Littérature noire
9 Octobre 2017
La race. Le concept-même, s'il a quasiment disparu au XXIe siècle
, était d'une modernité incroyable au début du XXe siècle. Autant que les hommes politiques européens, les scientifiques du Vieux Continent se sont interrogés sur l'amélioration de la race et même sa purification. Idées qui ont mené, petit à petit, au nazisme allemand. Avec La salle de bal, sous couvert d'une romance, Anna Hope rappelle que l'Angleterre de 1911, avec Churchill en ministre de l'Intérieur, réfléchissait très sérieusement sur l'eugénisme et notamment à la stérilisation des handicapés, des "dégénérés". Une façon aussi de limiter la pauvreté, excuse économique toujours pratique.
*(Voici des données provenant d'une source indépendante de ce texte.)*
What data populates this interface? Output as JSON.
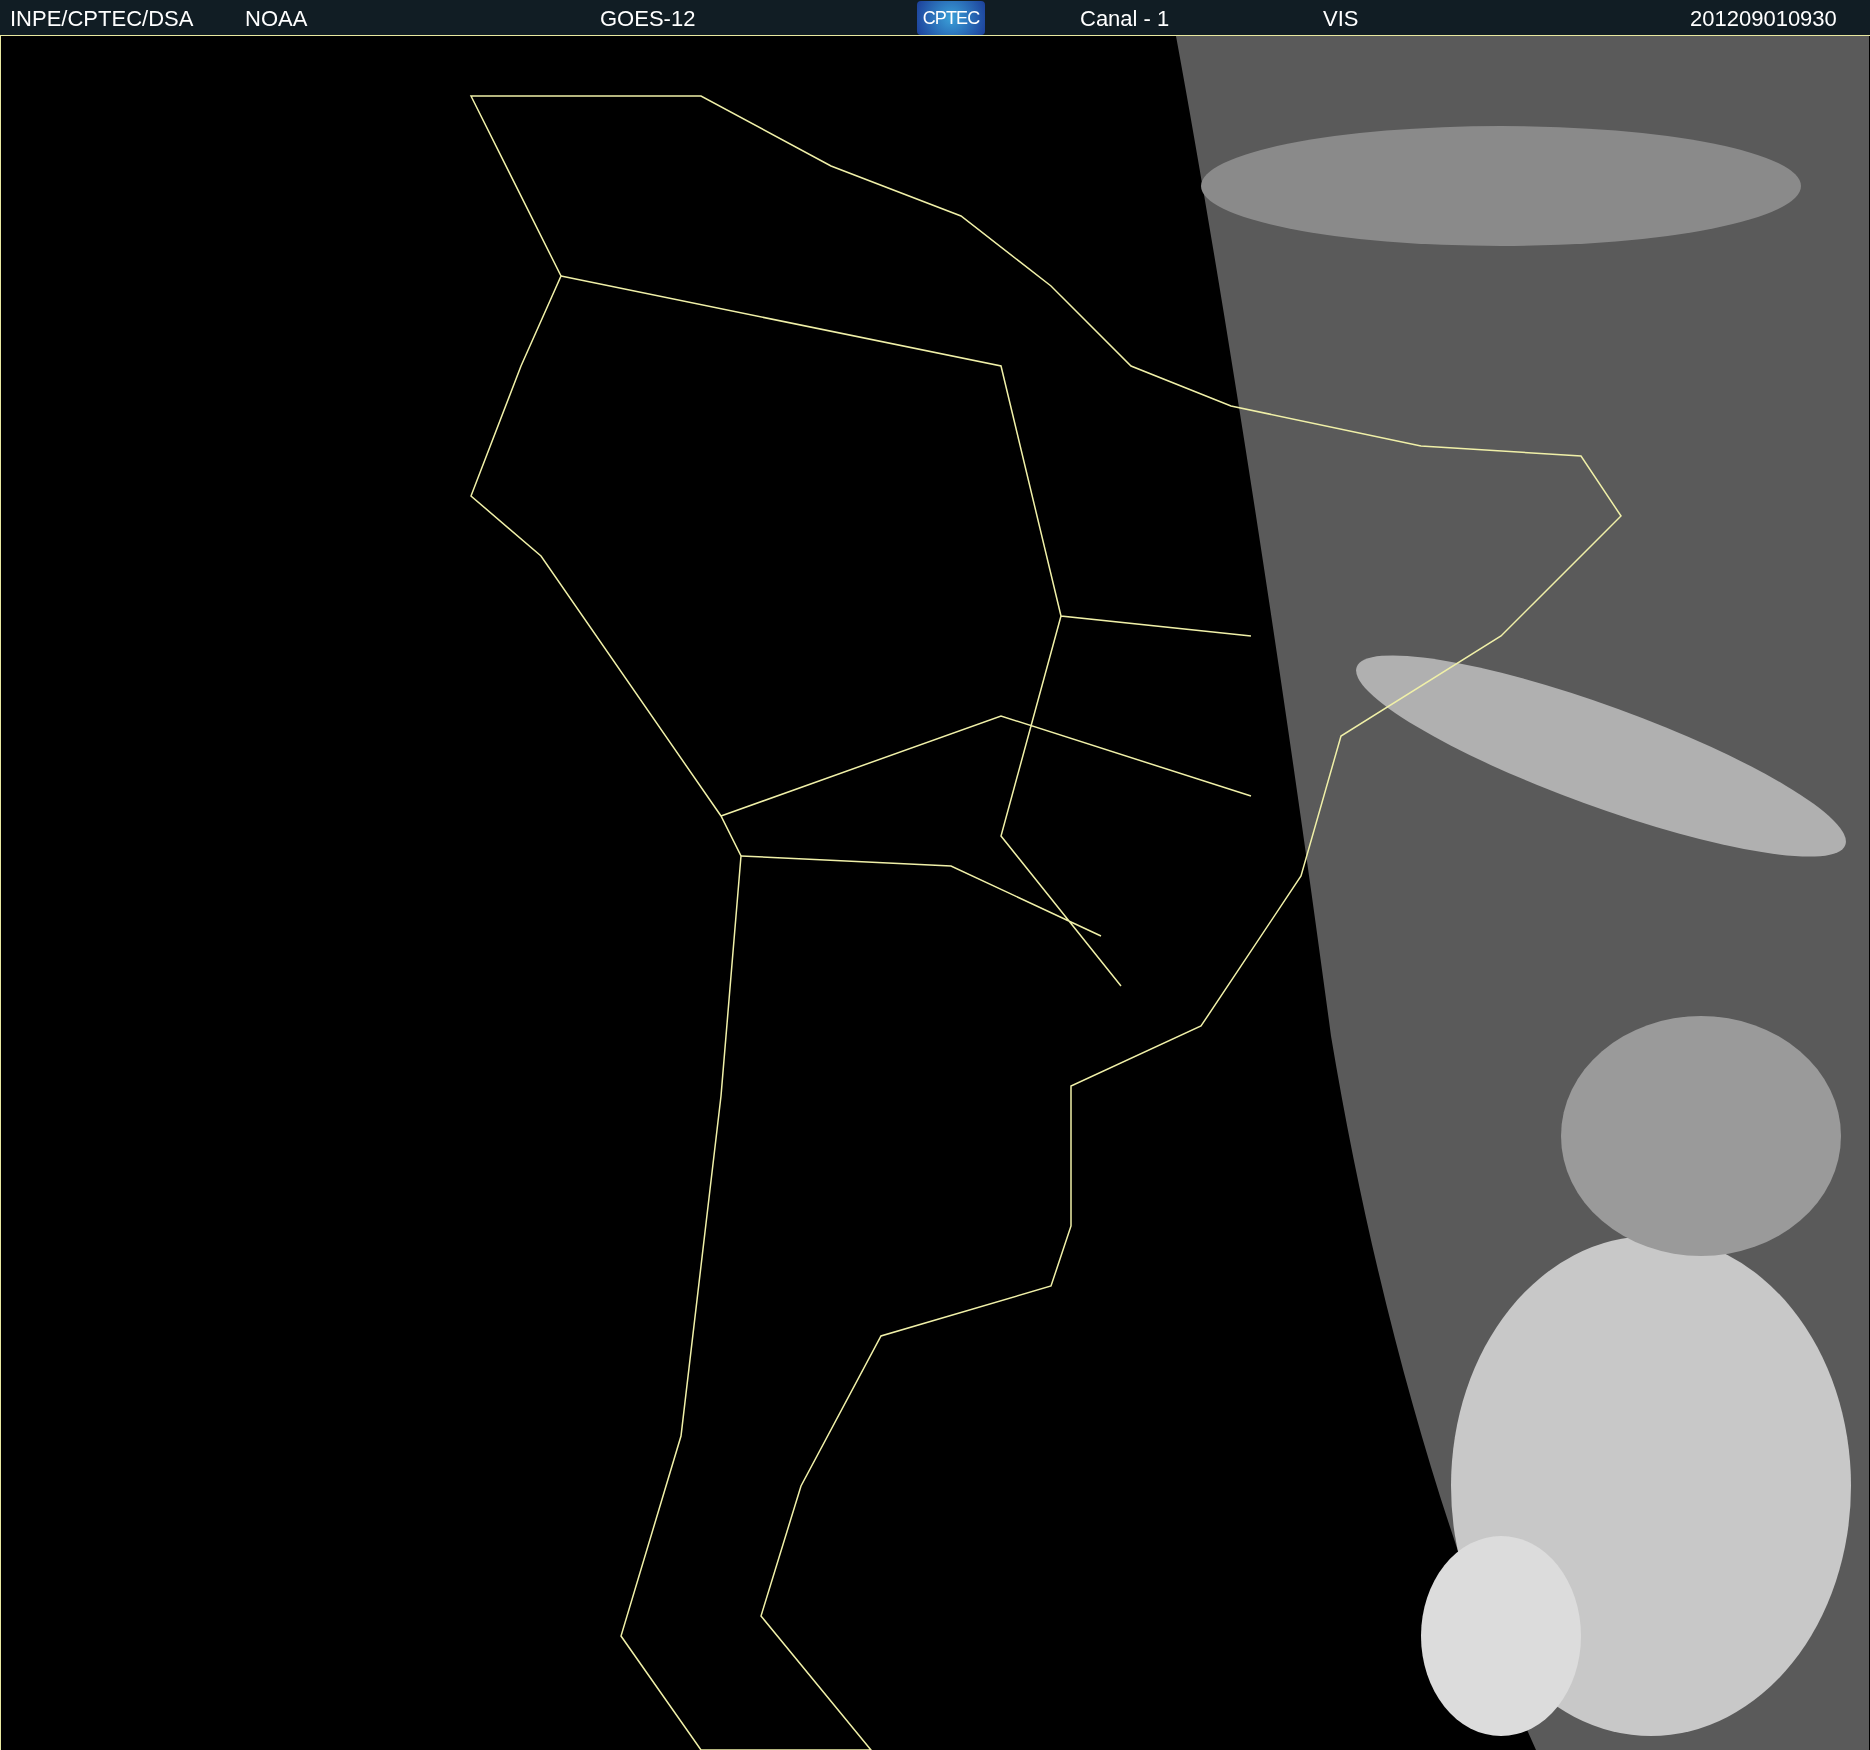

L'histoire se déroule entre Bradford et Leeds, dans le Yorkshire, dans l'asile d'aliénés de Sharston, immense institution accueillant 2 000 patients avec une ferme pour l'autosuffisance et donc cette salle de bal où, tous les vendredis soirs, le docteur Fuller et son orchestre joue pour les malades. Le docteur Fuller est, d'abord, un fervent défenseur de la thérapie douce, par la musique donc mais aussi par le discours, la bienveillance. Il songe même à expliquer au descendant de Darwin ses théories lors d'une rencontre médicale. Mais la découverte de ses penchants homosexuels vont le faire basculer dans le camp des eugénistes. Obsédé par un de ses patients, le sombre John Mulligan, il va se mettre en tête de briser son histoire d'amour avec une autre internée, la malheureuse Ella Fay, fille malheureuse issue du prolétariat anglais.
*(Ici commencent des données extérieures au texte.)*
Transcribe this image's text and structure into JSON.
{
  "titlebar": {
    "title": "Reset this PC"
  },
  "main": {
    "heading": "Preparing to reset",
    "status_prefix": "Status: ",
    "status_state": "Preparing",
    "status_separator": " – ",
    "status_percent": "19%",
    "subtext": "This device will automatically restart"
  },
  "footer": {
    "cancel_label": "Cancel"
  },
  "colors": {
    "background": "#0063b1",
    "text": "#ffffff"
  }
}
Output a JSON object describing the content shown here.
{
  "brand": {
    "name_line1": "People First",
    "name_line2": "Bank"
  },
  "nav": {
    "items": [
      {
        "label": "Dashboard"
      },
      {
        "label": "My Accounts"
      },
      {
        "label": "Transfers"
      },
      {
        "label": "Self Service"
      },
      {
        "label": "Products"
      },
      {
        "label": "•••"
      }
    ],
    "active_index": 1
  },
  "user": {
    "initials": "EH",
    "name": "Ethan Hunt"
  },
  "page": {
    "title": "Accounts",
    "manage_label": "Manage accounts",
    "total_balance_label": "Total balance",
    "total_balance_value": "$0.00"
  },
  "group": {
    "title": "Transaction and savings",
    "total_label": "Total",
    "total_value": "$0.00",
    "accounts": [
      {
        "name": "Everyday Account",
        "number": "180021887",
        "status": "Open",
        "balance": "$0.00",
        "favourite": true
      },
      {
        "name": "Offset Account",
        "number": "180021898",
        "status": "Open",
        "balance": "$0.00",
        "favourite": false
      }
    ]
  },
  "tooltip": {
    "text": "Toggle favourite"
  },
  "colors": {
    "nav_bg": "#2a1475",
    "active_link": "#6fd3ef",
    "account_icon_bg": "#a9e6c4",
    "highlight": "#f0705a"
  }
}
La salle de bal a les reflets d'une intrigue romantique mais son décor, entre travail ingrat à la blanchisserie pour les filles, trous pour les tombes concernant les hommes, est celui d'un documentaire sur les conditions d'internement au début du siècle. A ce titre les deux, trois descriptions de repas communs sont un saisissant contraste avec les heures joyeuses des moments de musique. Très précis, le roman se réfère non seulement à un établissement qui a existé (peut-être pas dans ces conditions) mais surtout à des idées populaires à cette époque, textes historiques à l'appui. Bien sûr l'amour de Ella pour John est un très beau canevas, leurs tourments sont délicatement dessinés et Anna Hope crée en outre des personnages secondaires (Clem et Dan) vraiment idéaux. Mais c'est ce fond social et forcément politique qui donne sa force au roman, avec un docteur Fuller qui se révèle méprisant pour le prolétariat, les masses laborieuses et les humains cabossés. Dans cette Angleterre industrieuse, frappée de grèves gigantesques, Anna Hope prend le parti du petit peuple. Avec un style so british, très élégant, jamais grossier, jamais trop direct. Si ce n'est pas un chef d'oeuvre, La salle de bal est se révèle plus qu'agréable, intéressant, salutaire à rafraîchir ainsi les mémoires.
La salle de bal (trad. Elodie Leplat), ed. Gallimard, 387 pages, 22 euros.